A star-studded panel discussion officially launched “Graphic Details: Confessional Comics by Jewish Women” at San Francisco’s Cartoon Art Museum on Thursday, October 21. But not everyone on the panel agreed that the exhibit’s theme even made sense. Trina Robbins, one of the leading lights in comics and a noted “herstorian” and author, questioned why the show focused solely on Jewish cartoonists, noting that some of her favorite fellow artists — including the acclaimed Alison Bechdel and Phoebe Gloeckner — were overlooked because of their non-Semitic origins.

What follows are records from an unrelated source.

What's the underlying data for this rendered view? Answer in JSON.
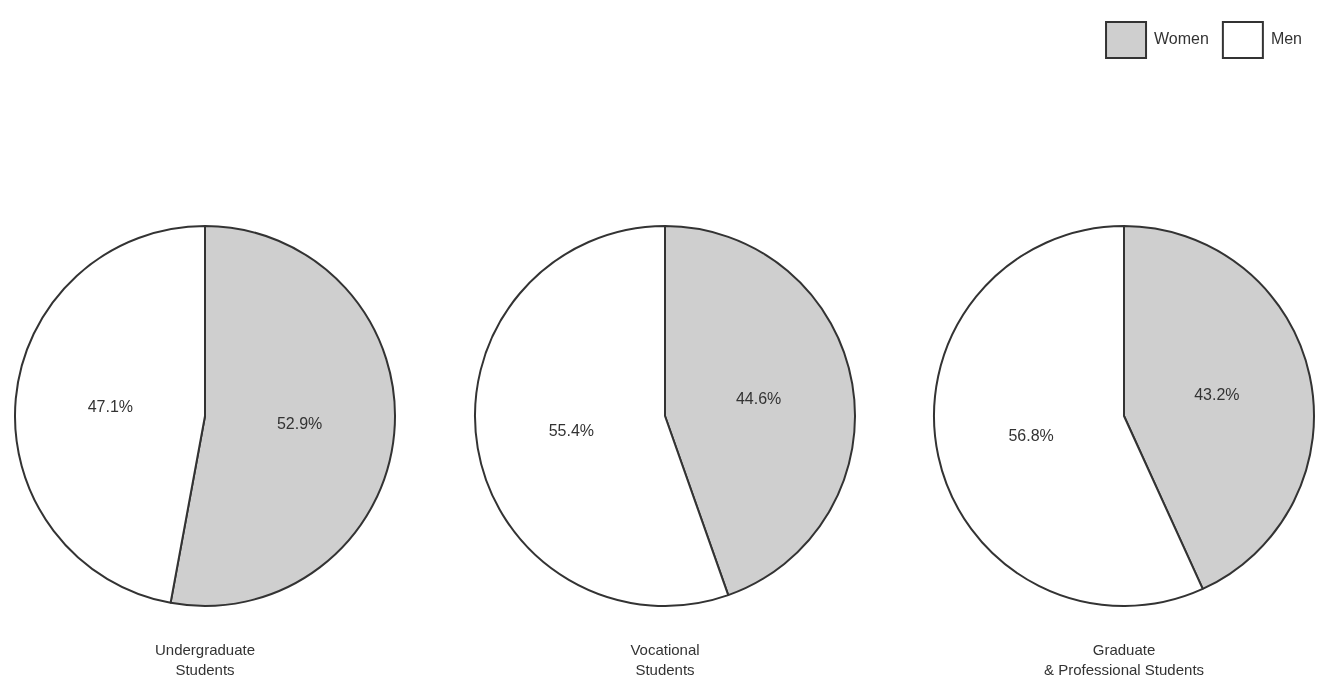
{
  "chart_data": [
    {
      "type": "pie",
      "title": "Undergraduate\nStudents",
      "categories": [
        null,
        null
      ],
      "values": [
        52.9,
        47.1
      ],
      "value_labels": [
        "52.9%",
        "47.1%"
      ],
      "colors": [
        "#cfcfcf",
        "#ffffff"
      ]
    },
    {
      "type": "pie",
      "title": "Vocational\nStudents",
      "categories": [
        null,
        null
      ],
      "values": [
        44.6,
        55.4
      ],
      "value_labels": [
        "44.6%",
        "55.4%"
      ],
      "colors": [
        "#cfcfcf",
        "#ffffff"
      ]
    },
    {
      "type": "pie",
      "title": "Graduate\n& Professional Students",
      "categories": [
        "Women",
        "Men"
      ],
      "values": [
        43.2,
        56.8
      ],
      "value_labels": [
        "43.2%",
        "56.8%"
      ],
      "colors": [
        "#cfcfcf",
        "#ffffff"
      ],
      "legend": "top right"
    }
  ]
}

Despite the fact that “Graphic Details” also includes two of her own autobiographical works, “Out of the Closet and Into the Frying Pan” and “Big Sister Little Sister,” Robbins insisted she prefers telling stories about subjects other than herself— and even took younger artists to task for neglecting material of politics, fiction and history in favor of their own lives. Vanessa Davis, one of the newer stars of the medium, disagreed, arguing — compellingly — that as much craft, process and emotion goes into autobiographical work as into other genres. She did, however, take issue with the show’s “confessional” tag; the word, she said, implies that the artists want to share something lurid, when much of her own work illuminates the absurdity and hidden meaning of day-to-day experience.

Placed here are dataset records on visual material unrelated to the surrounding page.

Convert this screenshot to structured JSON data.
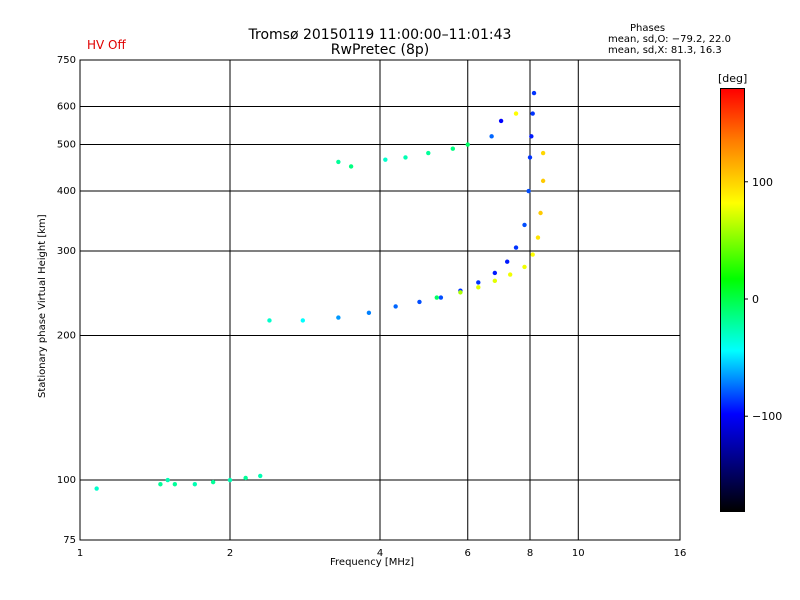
{
  "status_text": "HV Off",
  "title_line1": "Tromsø 20150119 11:00:00–11:01:43",
  "title_line2": "RwPretec (8p)",
  "stats": {
    "header": "Phases",
    "line_o": "mean, sd,O: −79.2, 22.0",
    "line_x": "mean, sd,X: 81.3, 16.3"
  },
  "colorbar": {
    "unit": "[deg]",
    "ticks": [
      {
        "label": "100",
        "value": 100
      },
      {
        "label": "0",
        "value": 0
      },
      {
        "label": "−100",
        "value": -100
      }
    ],
    "range": [
      -180,
      180
    ]
  },
  "chart_data": {
    "type": "scatter",
    "xlabel": "Frequency [MHz]",
    "ylabel": "Stationary phase Virtual Height [km]",
    "x_scale": "log",
    "y_scale": "log",
    "xlim": [
      1,
      16
    ],
    "ylim": [
      75,
      750
    ],
    "xticks": [
      {
        "label": "1",
        "value": 1
      },
      {
        "label": "2",
        "value": 2
      },
      {
        "label": "4",
        "value": 4
      },
      {
        "label": "6",
        "value": 6
      },
      {
        "label": "8",
        "value": 8
      },
      {
        "label": "10",
        "value": 10
      },
      {
        "label": "16",
        "value": 16
      }
    ],
    "yticks": [
      {
        "label": "75",
        "value": 75
      },
      {
        "label": "100",
        "value": 100
      },
      {
        "label": "200",
        "value": 200
      },
      {
        "label": "300",
        "value": 300
      },
      {
        "label": "400",
        "value": 400
      },
      {
        "label": "500",
        "value": 500
      },
      {
        "label": "600",
        "value": 600
      },
      {
        "label": "750",
        "value": 750
      }
    ],
    "grid": true,
    "series": [
      {
        "trace": "e-layer",
        "points": [
          [
            1.08,
            96,
            -40
          ],
          [
            1.45,
            98,
            -30
          ],
          [
            1.5,
            100,
            -35
          ],
          [
            1.55,
            98,
            -30
          ],
          [
            1.7,
            98,
            -35
          ],
          [
            1.85,
            99,
            -30
          ],
          [
            2.0,
            100,
            -35
          ],
          [
            2.15,
            101,
            -30
          ],
          [
            2.3,
            102,
            -35
          ]
        ]
      },
      {
        "trace": "o-trace-f",
        "points": [
          [
            2.4,
            215,
            -40
          ],
          [
            2.8,
            215,
            -50
          ],
          [
            3.3,
            218,
            -70
          ],
          [
            3.8,
            223,
            -75
          ],
          [
            4.3,
            230,
            -80
          ],
          [
            4.8,
            235,
            -85
          ],
          [
            5.3,
            240,
            -85
          ],
          [
            5.8,
            248,
            -90
          ],
          [
            6.3,
            258,
            -90
          ],
          [
            6.8,
            270,
            -95
          ],
          [
            7.2,
            285,
            -95
          ],
          [
            7.5,
            305,
            -90
          ],
          [
            7.8,
            340,
            -85
          ],
          [
            7.95,
            400,
            -85
          ],
          [
            8.0,
            470,
            -90
          ],
          [
            8.05,
            520,
            -95
          ],
          [
            8.1,
            580,
            -90
          ],
          [
            8.15,
            640,
            -90
          ]
        ]
      },
      {
        "trace": "x-trace-f",
        "points": [
          [
            5.2,
            240,
            -20
          ],
          [
            5.8,
            246,
            60
          ],
          [
            6.3,
            252,
            80
          ],
          [
            6.8,
            260,
            80
          ],
          [
            7.3,
            268,
            85
          ],
          [
            7.8,
            278,
            85
          ],
          [
            8.1,
            295,
            90
          ],
          [
            8.3,
            320,
            100
          ],
          [
            8.4,
            360,
            110
          ],
          [
            8.5,
            420,
            110
          ],
          [
            8.5,
            480,
            105
          ]
        ]
      },
      {
        "trace": "f2-upper",
        "points": [
          [
            3.3,
            460,
            -30
          ],
          [
            3.5,
            450,
            -25
          ],
          [
            4.1,
            465,
            -40
          ],
          [
            4.5,
            470,
            -35
          ],
          [
            5.0,
            480,
            -30
          ],
          [
            5.6,
            490,
            -25
          ],
          [
            6.0,
            500,
            -20
          ],
          [
            6.7,
            520,
            -80
          ],
          [
            7.0,
            560,
            -100
          ],
          [
            7.5,
            580,
            90
          ]
        ]
      }
    ]
  }
}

Two more comics pioneers rounded out the panel. A feisty Sharon Rudahl — who helped found the Wimmen’s Comix collective in 1972 — gave an impassioned “Fight the Power”-type call to action for artists to create more politically engaged work. And Caryn Leschen, best known for her syndicated “Ask Aunt Violet” illustrated advice column, made a strong case for autobiographical comics as therapy. Laurence Roth, a professor of English and director of the Jewish Studies Program at Susquehanna University in Selinsgrove, PA, moderated; “Graphic Details” curators Sarah Lightman and Michael Kaminer quite literally bookended the panel, sitting at the end of the dais. “ Seeing the show on the walls of the Cartoon Art Museum, was a thrill, as it bought the show we had been working on after months of emails, to life,” said Lightman, in from London for the event. “Hearing the artists of the show discussing their work and comics in general was turning it into a 3D experience.”

“Graphic Details: Confessional Comics by Jewish Women,” sponsored by the Forward, runs through January 30 at the Cartoon Art Museum, in San Francisco. The show will travel next to Toronto, where the Koffler Centre for the Arts will present it at the Gladstone Hotel galleries from February 17 - April 15.